Perhaps nothing showcases technology’s ability to innovate and change lives better than the science behind 
renewable power. Solar power’s high cost is well-established, but scientists at CalTech are developing cells with such hyper–
efficiency they could potentially eclipse the question of price.


A team of researchers, led by professor Harry Atwater, is studying concepts that will enable solar cells to capture more of the sunlight spectrum. Contemporary solar cells only catch a small band of the spectrum. Most of the sunlight is wasted. As a result, their efficiency falls below 20 percent.


The Atwater team is determined to do much better. In fact, it is looking at cells with an efficiency of greater than 50 percent.
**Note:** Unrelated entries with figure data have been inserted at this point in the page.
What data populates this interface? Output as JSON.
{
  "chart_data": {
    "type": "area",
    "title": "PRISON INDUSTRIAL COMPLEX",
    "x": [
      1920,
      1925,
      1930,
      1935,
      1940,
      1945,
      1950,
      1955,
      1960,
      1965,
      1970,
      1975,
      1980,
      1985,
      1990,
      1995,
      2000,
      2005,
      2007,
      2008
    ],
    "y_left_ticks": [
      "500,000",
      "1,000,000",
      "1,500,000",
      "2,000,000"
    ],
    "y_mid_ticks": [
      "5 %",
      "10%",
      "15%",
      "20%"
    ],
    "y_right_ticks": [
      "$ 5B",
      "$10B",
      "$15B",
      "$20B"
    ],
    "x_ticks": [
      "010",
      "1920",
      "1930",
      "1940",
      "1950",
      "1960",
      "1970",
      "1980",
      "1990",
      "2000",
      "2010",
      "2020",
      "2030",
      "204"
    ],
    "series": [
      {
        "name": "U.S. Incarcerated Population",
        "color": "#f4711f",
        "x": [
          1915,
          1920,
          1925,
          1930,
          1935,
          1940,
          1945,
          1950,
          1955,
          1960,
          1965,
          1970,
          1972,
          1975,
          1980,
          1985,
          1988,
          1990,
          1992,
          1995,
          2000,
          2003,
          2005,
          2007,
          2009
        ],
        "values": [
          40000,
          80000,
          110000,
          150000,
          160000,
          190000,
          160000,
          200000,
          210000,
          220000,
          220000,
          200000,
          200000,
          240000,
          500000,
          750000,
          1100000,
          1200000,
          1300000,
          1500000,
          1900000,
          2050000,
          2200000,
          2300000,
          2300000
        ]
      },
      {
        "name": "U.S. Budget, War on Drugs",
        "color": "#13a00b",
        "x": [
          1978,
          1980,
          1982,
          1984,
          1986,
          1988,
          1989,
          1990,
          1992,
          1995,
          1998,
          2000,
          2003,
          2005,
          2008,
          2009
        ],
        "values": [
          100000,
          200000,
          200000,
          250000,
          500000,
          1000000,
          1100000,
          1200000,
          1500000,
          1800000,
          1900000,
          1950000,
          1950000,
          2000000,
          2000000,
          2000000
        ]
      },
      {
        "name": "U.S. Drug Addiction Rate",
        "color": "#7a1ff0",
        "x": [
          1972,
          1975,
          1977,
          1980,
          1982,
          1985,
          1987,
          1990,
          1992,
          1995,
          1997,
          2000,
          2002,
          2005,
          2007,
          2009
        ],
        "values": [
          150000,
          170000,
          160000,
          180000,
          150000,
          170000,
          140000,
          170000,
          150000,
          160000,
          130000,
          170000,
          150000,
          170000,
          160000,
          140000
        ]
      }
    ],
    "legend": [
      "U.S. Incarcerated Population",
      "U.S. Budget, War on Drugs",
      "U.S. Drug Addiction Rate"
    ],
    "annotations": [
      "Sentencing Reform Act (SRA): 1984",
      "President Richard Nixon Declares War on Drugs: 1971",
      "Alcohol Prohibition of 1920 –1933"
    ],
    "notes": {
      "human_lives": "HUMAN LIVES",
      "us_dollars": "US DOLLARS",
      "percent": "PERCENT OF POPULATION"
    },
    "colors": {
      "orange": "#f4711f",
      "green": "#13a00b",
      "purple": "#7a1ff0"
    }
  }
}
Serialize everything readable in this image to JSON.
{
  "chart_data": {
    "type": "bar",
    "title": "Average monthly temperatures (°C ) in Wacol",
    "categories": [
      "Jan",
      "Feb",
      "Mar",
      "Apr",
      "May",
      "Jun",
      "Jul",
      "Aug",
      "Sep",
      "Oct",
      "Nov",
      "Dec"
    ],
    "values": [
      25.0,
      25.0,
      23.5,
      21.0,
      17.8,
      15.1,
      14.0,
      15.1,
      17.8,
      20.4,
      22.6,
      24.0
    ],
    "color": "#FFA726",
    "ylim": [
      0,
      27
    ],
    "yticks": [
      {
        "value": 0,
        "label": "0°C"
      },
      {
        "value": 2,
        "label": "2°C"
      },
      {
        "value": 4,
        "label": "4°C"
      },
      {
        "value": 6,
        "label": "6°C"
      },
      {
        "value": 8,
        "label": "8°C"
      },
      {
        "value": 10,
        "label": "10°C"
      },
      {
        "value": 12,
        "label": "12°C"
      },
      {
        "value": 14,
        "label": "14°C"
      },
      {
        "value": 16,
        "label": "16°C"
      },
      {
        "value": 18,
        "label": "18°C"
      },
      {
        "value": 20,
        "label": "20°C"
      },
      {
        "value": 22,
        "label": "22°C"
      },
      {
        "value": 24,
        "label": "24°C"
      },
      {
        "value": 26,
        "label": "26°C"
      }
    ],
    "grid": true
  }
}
Exercising “light management” through the use of nanotechnology, the technology is designed to split and capture the different colors of light in the spectrum. Each wavelength of light would then be directed to a unique cell specifically designed to absorb and convert that light into electricity. The result is better efficiency.


In an interview in the April issue of MIT’s Technology Review, Atwater said ultrahigh efficiency in solar cells is “the best lever we have” for reducing the cost of solar power because the cost of solar panels have dropped dramatically. Increasing efficiency and decreasing the number of cells needed are the next steps in the process of reducing the overall costs of solar. 


“Within a few years, there won’t be any point to working on technology that has efficiency that’s less than 20 percent,” Atwater said.


The scientific community has recognized the importance of the work. Last summer, Atwater and Albert Polman of the Dutch Research Institute received the prestigious ENI Renewable and Non-conventional Energy Prize for their collaborative research.